How can I prove the minimum pumping length of finite language?

Question

Let L be the set of all strings over {0, 1} whose lengths are at most three. Since L is regular, the pumping lemma holds for L, and thus there is a pumping length p associated with L. What is the smallest possible pumping length associated with L?

For this problem, I think minimum pumping length for this language should be 4, because if pumping length is smaller than or equal to 3, then $xy^{i}z$ may not be in the given language, because its length could be longer than 3. So, I want to prove that 4 is the minimum pumping length for the given language, but I have no idea how to prove it accurately. The explanation I wrote here is too informal, I think. Can anyone help me?

Answer 1

You explanation sounds good (you want to change "smaller than" in "smaller than or equal to").

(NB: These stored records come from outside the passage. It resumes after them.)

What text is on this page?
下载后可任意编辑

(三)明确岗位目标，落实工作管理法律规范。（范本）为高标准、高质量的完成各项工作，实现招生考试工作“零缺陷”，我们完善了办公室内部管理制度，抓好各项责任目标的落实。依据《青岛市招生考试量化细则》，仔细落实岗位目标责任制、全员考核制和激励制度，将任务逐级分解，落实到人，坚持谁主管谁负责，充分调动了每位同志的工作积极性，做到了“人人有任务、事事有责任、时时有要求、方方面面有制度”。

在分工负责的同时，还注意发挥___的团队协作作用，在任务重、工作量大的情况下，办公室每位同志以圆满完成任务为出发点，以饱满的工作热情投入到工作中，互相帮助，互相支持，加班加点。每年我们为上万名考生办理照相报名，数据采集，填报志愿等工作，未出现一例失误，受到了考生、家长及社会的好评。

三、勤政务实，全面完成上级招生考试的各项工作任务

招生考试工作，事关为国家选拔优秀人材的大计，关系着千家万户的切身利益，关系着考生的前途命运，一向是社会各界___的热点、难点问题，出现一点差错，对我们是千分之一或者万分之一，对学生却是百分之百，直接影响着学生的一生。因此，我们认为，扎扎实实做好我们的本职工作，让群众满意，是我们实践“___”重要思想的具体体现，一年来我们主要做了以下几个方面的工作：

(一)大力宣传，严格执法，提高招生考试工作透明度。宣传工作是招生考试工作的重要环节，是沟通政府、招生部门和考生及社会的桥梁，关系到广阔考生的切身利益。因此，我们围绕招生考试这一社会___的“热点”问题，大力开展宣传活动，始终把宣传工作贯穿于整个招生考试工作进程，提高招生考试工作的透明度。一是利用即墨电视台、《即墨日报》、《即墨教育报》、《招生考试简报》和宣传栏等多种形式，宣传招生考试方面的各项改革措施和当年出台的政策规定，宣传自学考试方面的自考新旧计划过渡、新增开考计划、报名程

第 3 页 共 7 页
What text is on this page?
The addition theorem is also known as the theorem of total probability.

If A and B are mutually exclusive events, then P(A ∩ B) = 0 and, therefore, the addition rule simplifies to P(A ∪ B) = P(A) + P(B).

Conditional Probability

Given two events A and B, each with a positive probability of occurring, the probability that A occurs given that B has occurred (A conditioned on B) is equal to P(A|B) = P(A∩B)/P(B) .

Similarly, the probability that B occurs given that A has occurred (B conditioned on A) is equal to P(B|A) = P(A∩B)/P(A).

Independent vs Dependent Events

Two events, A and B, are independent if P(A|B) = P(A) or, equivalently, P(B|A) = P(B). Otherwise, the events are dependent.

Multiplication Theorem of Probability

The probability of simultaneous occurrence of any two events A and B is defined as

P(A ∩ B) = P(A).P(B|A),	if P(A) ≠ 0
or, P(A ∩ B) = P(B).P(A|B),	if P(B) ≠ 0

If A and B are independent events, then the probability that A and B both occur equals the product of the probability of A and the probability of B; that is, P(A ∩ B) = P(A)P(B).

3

Suppose towards a contradiction that the pumping length was $k \le 3$ then, since $w=000$ is a word of length at least $k$ in $L$, you could invoke the pumping lemma to conclude that $w$ can be written as $w=xyz$, with $|y|>0$, in such a way that $xy^ik \in L$ for any choice of $i \ge 0$.

This is a contradiction since the choice $i=4$ yields a word $w'$ of length $|w'| = |x| + 4 |y| + |z| \ge 4$ for which you simultaneously have $w' \in L$ (by the Pumping Lemma) and $w' \not\in L$ (by the definition of $L$).

In addition, to show that $k'=4$ is the smallest possible pumping length, you need to argue that $4$ is a valid choice for the pumping length. In your case this is trivial as the pumping lemma gives you a property over the set of all words in $L$ of length at least $k'$. For $k'=4$ this set is empty, which makes the statement trivially true.